ROANOKE TIMES

                         Roanoke Times
                 Copyright (c) 1995, Landmark Communications, Inc.

DATE: SATURDAY, October 8, 1994                   TAG: 9410110013
SECTION: EDITORIAL                    PAGE: A-7   EDITION: METRO 
SOURCE: 
DATELINE:                                 LENGTH: Medium


A BLOWN GOP OPPORTUNITY

WHEN MORE than 300 Republican candidates for the U.S. House gathered the other day on the Capitol steps to pledge their fealty to a "Contract with America," it could have been a historic day in American politics.

It wasn't.

The "contract" turned out to dwell in fiscal Never-Never Land, a point soon noted in this space and elsewhere. Less noted has been the sheer magnitude of the silliness.

For the first time since the Truman administration, the federal budget deficit has declined three years in a row. The federal bureaucracy is the smallest it's been since John F. Kennedy was president. Yet balancing the budget by the year 2000 will require hundreds of billions of dollars more in spending cutbacks, revenue increases or both over the next five years.
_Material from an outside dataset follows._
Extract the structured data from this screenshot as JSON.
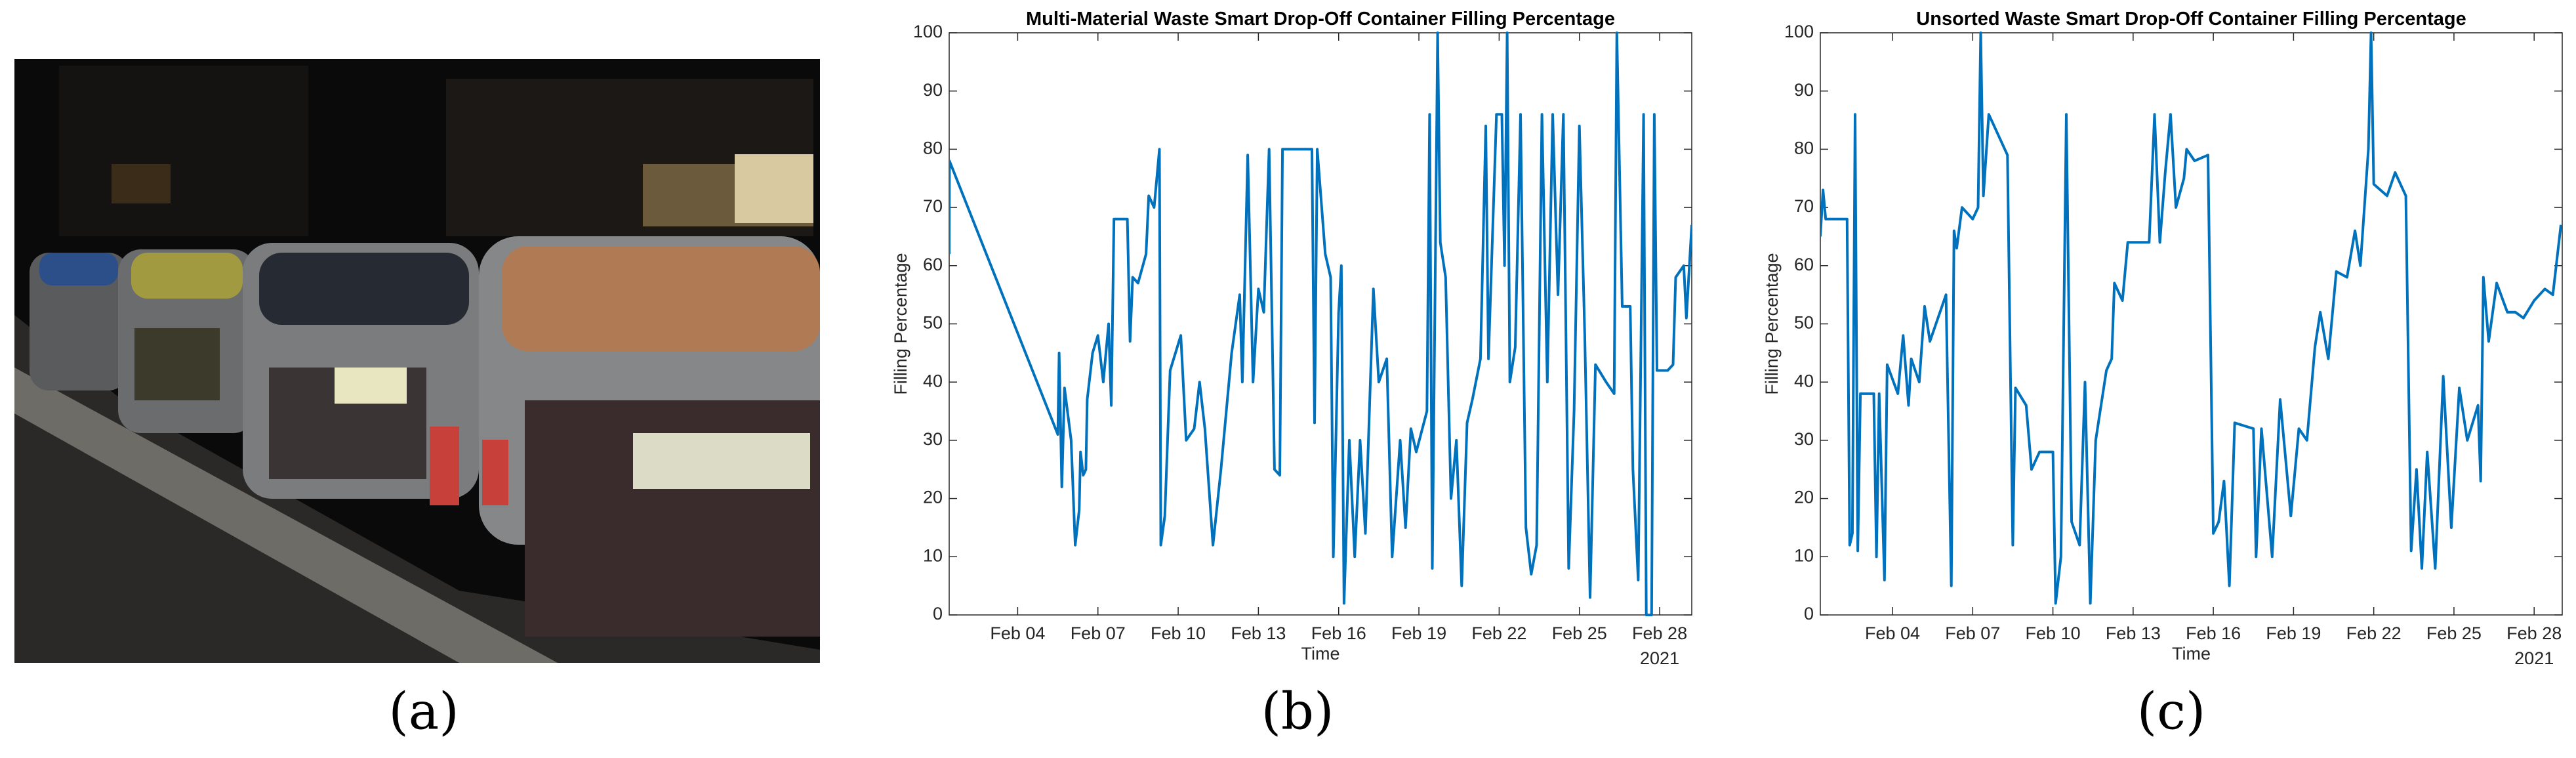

The Congressional Budget Office puts the number at $700 billion. The anti-deficit Concord Coalition, headed by former Democratic Sen. Paul Tsongas of Massachusetts and former Republican Sen. Warren Rudman of New Hampshire, puts it at $760 billion. The Clinton administration says it's $743 billion.

The GOP contract doesn't recognize the existence of such numbers.

The contract promises, via constitutional amendment, a balanced budget. It also promises tax cuts of $217 billion (based on Republican estimates), especially for wealthy people. It also promises spending increases of unknown amount (hint: the House Republican alternative budget called for $61 billion more than did President Clinton's budget) to "strengthen" the military.

True, it also proposes mostly unspecified spending cuts of $221 billion (again, from Republican estimates). But even assuming these were passed, what about the $700 billion to $800 billion for the existing budget to get balanced?

The gaps in this contract are breathtaking. If Republicans had either (a) proposed specific spending cuts sufficient to balance the budget and compensate for the lost revenues resulting from their smorgasbord of tax cuts, or (b) declared that higher budget deficits and national debt don't matter, that would be one thing. But they do neither, rendering the whole enterprise a cynical fraud.

Indeed, anyone trying to pass this document off as a "contract" in the private sector might find himself behind bars.

The irony is that, just a few weeks earlier, an important commission of Republicans and Democrats had agreed that America faces a constricted future unless leaders begin to address now the burgeoning growth in mandated government spending, including Medicare, Social Security and federal pensions.

The bipartisan report was approved by a 30-1 vote, but the "Contract with America" was conspicuously evasive about the need for any cuts in entitlement programs. On the contrary, among its giveaways is a promise to roll back the higher taxes on upper-income Social Security recipients that Congress passed last year.

The idea of the contract presented House Republican incumbents and challengers with an opportunity infrequent in American politics: a chance to present, as a united party, serious answers to a hard question and to do so without tarnishing the party's bright prospects in November. Sadly, the opportunity was blown.